Conceptual Physics (12th Edition)

Unlike in the classical formula, p = mv, the increase in a particle's relativistic momentum, $p = \gamma mv$, does not depend in a linear fashion upon its speed.
The relativistic formula for momentum, $p = \gamma mv$, is greater than the classical formula $p = mv$. This shows that the relativistic momentum increases with $\gamma$, not linearly with speed. Near v = c, the momentum increases at a faster rate (percentage-wise) than speed so a 5 percent increase in momentum for a 1 percent increase in speed is quite possible. Here is the numerical proof. Let v = 0.907c. Find $\gamma$ at v = 0.907c.
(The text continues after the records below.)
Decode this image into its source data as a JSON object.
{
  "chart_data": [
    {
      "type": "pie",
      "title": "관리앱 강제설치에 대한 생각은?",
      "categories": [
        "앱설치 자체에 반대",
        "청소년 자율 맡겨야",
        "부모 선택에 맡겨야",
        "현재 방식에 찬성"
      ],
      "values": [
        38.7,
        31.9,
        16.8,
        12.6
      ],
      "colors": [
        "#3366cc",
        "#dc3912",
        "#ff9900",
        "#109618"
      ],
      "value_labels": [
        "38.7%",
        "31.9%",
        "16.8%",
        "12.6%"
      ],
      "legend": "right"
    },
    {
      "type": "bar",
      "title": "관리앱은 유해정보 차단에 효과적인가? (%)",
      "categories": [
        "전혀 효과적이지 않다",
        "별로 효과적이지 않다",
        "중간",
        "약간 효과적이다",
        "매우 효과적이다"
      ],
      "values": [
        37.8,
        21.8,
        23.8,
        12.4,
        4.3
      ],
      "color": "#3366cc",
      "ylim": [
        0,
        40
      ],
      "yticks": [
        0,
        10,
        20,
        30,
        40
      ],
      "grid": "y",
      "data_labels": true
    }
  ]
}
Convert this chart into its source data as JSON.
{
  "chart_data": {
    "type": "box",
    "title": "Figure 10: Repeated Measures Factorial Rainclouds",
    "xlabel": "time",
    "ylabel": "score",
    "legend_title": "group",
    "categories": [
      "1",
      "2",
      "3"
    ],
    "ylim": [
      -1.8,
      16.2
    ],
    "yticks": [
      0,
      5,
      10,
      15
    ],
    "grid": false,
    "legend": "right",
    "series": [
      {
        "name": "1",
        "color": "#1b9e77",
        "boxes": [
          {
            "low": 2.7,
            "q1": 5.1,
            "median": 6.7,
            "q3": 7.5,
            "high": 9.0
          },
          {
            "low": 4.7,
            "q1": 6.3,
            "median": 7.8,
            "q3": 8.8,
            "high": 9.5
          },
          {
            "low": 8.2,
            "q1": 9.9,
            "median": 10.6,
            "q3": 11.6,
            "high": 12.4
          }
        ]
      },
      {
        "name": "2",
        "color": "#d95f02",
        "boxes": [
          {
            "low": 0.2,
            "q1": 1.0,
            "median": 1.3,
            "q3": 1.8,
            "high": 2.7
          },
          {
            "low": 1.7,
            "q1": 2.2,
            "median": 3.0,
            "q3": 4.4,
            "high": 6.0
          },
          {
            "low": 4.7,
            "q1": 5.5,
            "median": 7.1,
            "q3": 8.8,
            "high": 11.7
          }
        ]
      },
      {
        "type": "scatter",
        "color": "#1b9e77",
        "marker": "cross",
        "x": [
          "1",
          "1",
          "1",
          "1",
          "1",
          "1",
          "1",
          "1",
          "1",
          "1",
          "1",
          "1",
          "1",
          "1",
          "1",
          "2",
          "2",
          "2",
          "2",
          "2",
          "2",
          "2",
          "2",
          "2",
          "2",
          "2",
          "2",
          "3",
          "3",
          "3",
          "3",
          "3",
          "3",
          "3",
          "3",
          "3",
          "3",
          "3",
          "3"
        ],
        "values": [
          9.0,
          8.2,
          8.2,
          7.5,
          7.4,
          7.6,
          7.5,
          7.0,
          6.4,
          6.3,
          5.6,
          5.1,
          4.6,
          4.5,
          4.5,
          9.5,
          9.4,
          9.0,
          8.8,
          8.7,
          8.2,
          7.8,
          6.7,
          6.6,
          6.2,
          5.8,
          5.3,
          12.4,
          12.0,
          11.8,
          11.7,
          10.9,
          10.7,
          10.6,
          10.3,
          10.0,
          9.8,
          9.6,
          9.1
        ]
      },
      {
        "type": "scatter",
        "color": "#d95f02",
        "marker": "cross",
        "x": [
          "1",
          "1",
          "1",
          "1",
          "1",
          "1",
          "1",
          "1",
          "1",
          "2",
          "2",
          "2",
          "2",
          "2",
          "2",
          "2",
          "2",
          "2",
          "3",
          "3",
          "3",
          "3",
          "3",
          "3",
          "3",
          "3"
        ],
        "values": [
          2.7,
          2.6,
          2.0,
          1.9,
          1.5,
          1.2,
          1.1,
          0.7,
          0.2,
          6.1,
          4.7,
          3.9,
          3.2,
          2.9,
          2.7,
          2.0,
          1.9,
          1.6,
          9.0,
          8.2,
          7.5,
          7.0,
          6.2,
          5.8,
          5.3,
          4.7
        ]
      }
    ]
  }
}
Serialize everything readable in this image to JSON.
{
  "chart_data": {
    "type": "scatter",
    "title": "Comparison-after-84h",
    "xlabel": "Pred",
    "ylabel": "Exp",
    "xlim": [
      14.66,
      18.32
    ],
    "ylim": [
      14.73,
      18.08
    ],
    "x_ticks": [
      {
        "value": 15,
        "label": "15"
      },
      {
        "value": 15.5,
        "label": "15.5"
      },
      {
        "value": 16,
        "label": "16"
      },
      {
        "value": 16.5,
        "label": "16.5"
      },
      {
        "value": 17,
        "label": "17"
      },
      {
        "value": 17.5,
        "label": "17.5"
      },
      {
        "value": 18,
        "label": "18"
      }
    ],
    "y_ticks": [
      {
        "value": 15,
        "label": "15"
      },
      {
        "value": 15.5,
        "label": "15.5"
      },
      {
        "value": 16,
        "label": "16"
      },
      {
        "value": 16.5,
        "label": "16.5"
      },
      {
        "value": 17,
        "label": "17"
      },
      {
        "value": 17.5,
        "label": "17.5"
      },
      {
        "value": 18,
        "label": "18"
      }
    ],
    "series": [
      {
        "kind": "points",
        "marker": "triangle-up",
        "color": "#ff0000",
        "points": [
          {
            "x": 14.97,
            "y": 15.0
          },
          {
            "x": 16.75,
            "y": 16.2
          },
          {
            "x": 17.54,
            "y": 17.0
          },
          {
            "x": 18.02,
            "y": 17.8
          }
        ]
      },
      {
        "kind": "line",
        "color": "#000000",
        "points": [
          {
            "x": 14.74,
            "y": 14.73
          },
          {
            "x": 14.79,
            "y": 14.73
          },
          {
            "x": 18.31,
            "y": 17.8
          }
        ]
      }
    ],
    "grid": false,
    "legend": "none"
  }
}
It is $\frac{1}{\sqrt{1-v^{2}/c^{2}}}$, or $\frac{1}{\sqrt{1-0.907^{2}}}$, which is 2.37. Now let the speed v increase by 1 percent. v = 0.916c Find $\gamma$ at v = 0.916c. It is $\frac{1}{\sqrt{1-v^{2}/c^{2}}}$, or $\frac{1}{\sqrt{1-0.916^{2}}}$, which is 2.49. With a 1 percent increase in speed, the factor $\gamma$ has increased by 5 percent, and so has the momentum.